I would much rather see my breast augmentations receive a bravo then a brava.
Miami, Fl (PRWEB) October 17, 2012
Breast augmentation with autologous fat was first described in a publication in 1895 by an Austrian-German surgeon Vincenz Czerny, so why is there a buzz that this is the newest of techniques. Sure in 1895 Cznery was experimenting to avoid asymmetry after tumor resection but many have competed fat transfer since those times. In the mid 1980s the modern technique of using liposuctioned fat for breast augmentation was a popular topic and the American Society of Plastic Surgeons voiced concerns about cancer generation and detection. More recently there has been a consensus by plastic surgeons, oncologists and radiologists that fat transfer to the breast is safe and reasonable. Many including Dr. Maercks believe that this technique is the ideal breast augmentation for properly selected patients.
Well then, why all the hype? Why are there countless products that claim to be requisites for fat transfer to the breast? Dr. Maercks feels that like many other identified sections of plastic surgery, consumerism and profit generation are at the wheel. The line between academics and industry has even dissolved, allowing mass teaching of techniques that are not only unnecessary, but damaging to patient outcomes.
“I was a very early adopter of breast augmentation with fat transfer but had to be very wary with patient selection, consent and legal issues until the recent widespread adoption of the technique. I love this technique for patients with appropriate body morphology.” Dr. Maercks has been approached by several different companies peddling special liposuction devises, “stem cell purifiers” and “fat separators.”
One company in particular troubled Dr. Maercks. "When I was a child reading comic books I liked to look through the gimmicks in the back page which had all kinds of magic tricks, x-ray glasses, levatation devices etc. I would always start a silly giggle when I would come across the vacuum pump systems touted to enlarge breasts. Well this gimmick never went away and there are at least five different marketed systems available (http://www.living-with-small-a-cup-breasts.com/breast-enlargement-vacuum-pump.html). This of course doesn’t bother me, but I was horrified years ago when I saw a system marketed as “new” and touted by real plastic surgeons to be crucial to breast augmentation with fat transfer!”
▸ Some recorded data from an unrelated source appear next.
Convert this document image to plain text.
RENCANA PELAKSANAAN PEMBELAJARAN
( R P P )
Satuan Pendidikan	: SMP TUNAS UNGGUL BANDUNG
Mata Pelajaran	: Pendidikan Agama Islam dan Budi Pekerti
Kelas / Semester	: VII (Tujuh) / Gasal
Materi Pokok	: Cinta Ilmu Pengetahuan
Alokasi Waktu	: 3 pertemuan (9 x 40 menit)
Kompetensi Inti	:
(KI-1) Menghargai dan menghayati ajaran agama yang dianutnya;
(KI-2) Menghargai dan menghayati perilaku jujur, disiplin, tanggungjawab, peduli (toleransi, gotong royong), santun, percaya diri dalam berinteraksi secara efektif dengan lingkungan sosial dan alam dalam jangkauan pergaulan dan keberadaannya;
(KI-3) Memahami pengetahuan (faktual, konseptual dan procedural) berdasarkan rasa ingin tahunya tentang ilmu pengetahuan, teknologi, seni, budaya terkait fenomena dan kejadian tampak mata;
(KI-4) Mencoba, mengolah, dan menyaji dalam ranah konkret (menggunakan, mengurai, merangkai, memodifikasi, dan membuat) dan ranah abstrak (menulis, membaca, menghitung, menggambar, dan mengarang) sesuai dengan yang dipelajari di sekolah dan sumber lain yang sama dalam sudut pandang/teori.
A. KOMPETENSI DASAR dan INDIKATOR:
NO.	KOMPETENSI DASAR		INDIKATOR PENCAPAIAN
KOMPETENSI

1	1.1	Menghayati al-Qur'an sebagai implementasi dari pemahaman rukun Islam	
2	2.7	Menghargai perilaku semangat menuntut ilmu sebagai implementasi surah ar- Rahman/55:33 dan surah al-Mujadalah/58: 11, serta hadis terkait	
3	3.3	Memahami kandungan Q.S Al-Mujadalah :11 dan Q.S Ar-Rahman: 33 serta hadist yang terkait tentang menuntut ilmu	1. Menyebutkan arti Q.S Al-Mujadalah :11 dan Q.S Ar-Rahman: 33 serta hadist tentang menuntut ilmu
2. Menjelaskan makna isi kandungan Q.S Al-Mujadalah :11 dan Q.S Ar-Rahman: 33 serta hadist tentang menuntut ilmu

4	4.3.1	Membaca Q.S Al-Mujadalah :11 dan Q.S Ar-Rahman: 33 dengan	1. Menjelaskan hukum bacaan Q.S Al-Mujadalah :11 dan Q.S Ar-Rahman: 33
Quackwatch reports that in May 2004 judgements were made against a doctor claiming a vacuum device as effective for breast augmentation(http://www.quackwatch.org/02ConsumerProtection/newwomyn.html). Now, one vacuum devise, the BRAVA is touted to be “the first clinically proven option for breast enlargement, endorsed by hundreds of leading physicians across the US, that actually grows a woman's own natural breast tissue, without surgery, pills or creams” (http://www.mybrava.com/home.asp). Multiple presentations have been made claiming this is the way breast augmentation should be performed. There are even training courses at endorsed conferences in the use of BRAVA and fat grafting.
This is disturbing to Dr. Maercks not because it doesn’t work, but because it does! “You see most of these hype technology products don’t bother me much because they don’t do anything, so no harm done. Devices that suck on the breast soft tissue envelope accelerate the two most significant findings of breast aging, skin envelope stretching and expansion along with enlargement of the areola and ptosis or droopiness of the breast.” Dr. Maercks has never used a suction device on a patient although he says he might consider it as a possibility in reconstruction or congenital deformities but never for a breast augmentation. “The big challenge in breast aesthetics is keeping the skin envelope taught and elastic, preventing ptosis and preventing radial expansion of the areola, why would I accelerate these findings in patients seeking aesthetic improvement?”
Dr. Maercks performs fat grafting to the breast without any pretreatment and delivers beautiful results. He feels that even if the outcome of a grafting ends up short of expectations, he would rather touch up the grafting then subject his patients to such a device and deformities. “A careful review of the multiple before and after results proudly posted on the internet in which a suction device was effectively used by any practitioner will reveal an enlarged areola that often projects unnaturally, and a lowered footprint of the breast often with a down pointing nipple. Why would we do this when our results can be so much better with a tighter skin envelope and a higher positioned smaller areola?"
In his new blog, Dr. Maercks states “ I would much rather see my breast augmentations receive a bravo then a brava!”